The Battle of Red Bank October 5 - November 25, 1777

After winning the battle at Germantown, the whites began to reoccupy or build new forts in the Philadelphia region. A little over two weeks after losing the battle at Germantown, Pennsylvania, the brave Anishinabe soldiers got into another major battle with the whites but won the battle. A force of 1,600 white soldiers were just south of Philadelphia, near the Delaware river in Fort Mercer, which was recently probably reoccupied by the whites. Either the large force of white soldiers left the protection of their fortification to give battle to the force of brave Anishinabe soldiers outside the fort, or they remained within the fort as history indicates. After learning of the approach of the Anishinabe military force, the white commanders in Fort Mercer ordered a force of 1,600 of their soldiers to leave their fortification to give battle to the brave Anishinabe soldiers. It is likely the white commanders thought that by sending a large force of their soldiers out to battle the force of Anishinabe soldiers and defeat them, it would lead to the Anishinabe leaders finally agreeing to withdraw from the Philadelphia region.

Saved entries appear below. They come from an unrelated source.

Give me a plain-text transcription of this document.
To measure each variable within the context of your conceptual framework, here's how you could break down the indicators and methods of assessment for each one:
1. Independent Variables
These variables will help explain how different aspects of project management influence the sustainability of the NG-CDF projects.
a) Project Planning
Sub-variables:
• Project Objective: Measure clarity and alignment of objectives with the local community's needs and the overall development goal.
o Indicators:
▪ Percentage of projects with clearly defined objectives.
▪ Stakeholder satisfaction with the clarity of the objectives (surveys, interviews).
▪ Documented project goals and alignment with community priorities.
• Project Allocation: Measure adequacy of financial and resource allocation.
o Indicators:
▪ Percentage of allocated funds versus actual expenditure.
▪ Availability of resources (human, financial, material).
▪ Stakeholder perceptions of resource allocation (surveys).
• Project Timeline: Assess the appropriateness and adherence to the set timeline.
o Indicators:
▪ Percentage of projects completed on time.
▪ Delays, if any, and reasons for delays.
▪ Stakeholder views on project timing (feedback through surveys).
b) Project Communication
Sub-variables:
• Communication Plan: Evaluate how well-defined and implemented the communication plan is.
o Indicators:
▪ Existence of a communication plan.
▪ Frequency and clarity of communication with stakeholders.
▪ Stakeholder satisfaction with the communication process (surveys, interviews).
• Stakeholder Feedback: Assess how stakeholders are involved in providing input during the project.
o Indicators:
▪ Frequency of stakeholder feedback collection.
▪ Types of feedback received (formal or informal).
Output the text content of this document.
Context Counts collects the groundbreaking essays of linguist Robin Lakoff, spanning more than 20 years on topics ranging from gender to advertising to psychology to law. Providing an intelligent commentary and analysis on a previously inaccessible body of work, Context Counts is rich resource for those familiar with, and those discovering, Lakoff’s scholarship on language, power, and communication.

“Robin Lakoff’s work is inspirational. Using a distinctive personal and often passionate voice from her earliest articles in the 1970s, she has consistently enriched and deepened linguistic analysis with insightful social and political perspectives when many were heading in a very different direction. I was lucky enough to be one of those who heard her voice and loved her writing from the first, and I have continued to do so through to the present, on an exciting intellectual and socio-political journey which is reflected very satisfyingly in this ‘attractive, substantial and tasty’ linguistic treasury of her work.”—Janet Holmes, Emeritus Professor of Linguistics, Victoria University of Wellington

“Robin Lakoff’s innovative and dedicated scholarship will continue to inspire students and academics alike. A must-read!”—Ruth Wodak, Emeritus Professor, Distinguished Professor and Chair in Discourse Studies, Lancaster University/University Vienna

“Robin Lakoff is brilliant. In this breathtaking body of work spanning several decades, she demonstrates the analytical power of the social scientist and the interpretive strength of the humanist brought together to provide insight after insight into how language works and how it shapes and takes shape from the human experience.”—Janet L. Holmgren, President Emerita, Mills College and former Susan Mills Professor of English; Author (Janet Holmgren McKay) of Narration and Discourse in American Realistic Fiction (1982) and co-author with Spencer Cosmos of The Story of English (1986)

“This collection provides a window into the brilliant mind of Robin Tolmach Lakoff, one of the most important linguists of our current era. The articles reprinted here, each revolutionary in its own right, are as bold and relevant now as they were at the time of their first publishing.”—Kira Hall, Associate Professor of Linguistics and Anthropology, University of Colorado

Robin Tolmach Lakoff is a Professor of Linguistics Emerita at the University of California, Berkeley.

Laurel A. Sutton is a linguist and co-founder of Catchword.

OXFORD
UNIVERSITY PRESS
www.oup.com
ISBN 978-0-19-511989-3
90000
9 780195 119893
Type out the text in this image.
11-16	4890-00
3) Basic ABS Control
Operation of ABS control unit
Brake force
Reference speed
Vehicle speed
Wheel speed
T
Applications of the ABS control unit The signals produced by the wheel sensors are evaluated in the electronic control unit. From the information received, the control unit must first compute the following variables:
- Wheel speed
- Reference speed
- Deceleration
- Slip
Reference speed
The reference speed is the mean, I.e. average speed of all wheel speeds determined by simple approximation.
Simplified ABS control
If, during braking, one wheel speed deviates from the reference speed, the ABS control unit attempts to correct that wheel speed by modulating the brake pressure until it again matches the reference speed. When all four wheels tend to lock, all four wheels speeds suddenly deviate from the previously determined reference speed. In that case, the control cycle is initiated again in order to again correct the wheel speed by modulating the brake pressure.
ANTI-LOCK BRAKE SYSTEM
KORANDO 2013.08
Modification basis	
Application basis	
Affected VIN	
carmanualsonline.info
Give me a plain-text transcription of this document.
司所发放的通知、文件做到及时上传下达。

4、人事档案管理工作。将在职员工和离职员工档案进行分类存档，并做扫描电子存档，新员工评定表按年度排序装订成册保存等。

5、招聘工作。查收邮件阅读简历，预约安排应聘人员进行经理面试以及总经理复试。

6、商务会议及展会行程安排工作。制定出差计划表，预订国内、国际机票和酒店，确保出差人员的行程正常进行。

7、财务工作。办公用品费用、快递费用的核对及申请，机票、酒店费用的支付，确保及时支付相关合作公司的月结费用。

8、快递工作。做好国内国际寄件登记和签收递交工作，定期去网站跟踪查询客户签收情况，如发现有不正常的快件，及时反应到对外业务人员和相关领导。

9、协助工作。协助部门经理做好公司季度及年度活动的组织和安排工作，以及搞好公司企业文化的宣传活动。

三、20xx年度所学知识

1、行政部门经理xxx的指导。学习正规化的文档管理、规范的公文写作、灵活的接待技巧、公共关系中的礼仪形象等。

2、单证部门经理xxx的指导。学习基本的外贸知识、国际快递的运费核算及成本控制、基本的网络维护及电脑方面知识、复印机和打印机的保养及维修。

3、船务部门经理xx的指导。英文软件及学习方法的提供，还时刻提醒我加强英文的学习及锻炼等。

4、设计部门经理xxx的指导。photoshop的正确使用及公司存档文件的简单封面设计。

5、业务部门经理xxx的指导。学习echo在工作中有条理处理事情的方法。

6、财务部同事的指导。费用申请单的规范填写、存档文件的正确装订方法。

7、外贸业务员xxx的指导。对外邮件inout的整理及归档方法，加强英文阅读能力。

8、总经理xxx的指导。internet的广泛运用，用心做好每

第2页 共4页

Anyway, after the two forces commenced to battle, the brave Anishinabe soldiers eventually overwhelmed the white military force which forced them out of the battle. White casualties at the battle were 96 killed, 251 wounded, and 60 captured then probably later on killed. The battle occurred on October 22, 1777. Though the Anishinabek were victorious they were in dire need of a miracle and they knew it. They remained near Fort Mercer well into November. On November 10, 1777, the whites opened up a bombardment from Fort Mifflin, on a force of Anishinabe soldiers who were attempting to eradicate the white presence in that fort. For five days the whites repeatedly bombarded the brave Anishinabe soldiers and that includes from white warships, with a never ending supply of modern day weapons of war. After five days of attempting to force the whites to capitulate, the brave Anishinabe soldiers decided to lift their siege and left the region where Fort Mifflin was located. White casualties at the siege at Fort Mifflin were 287.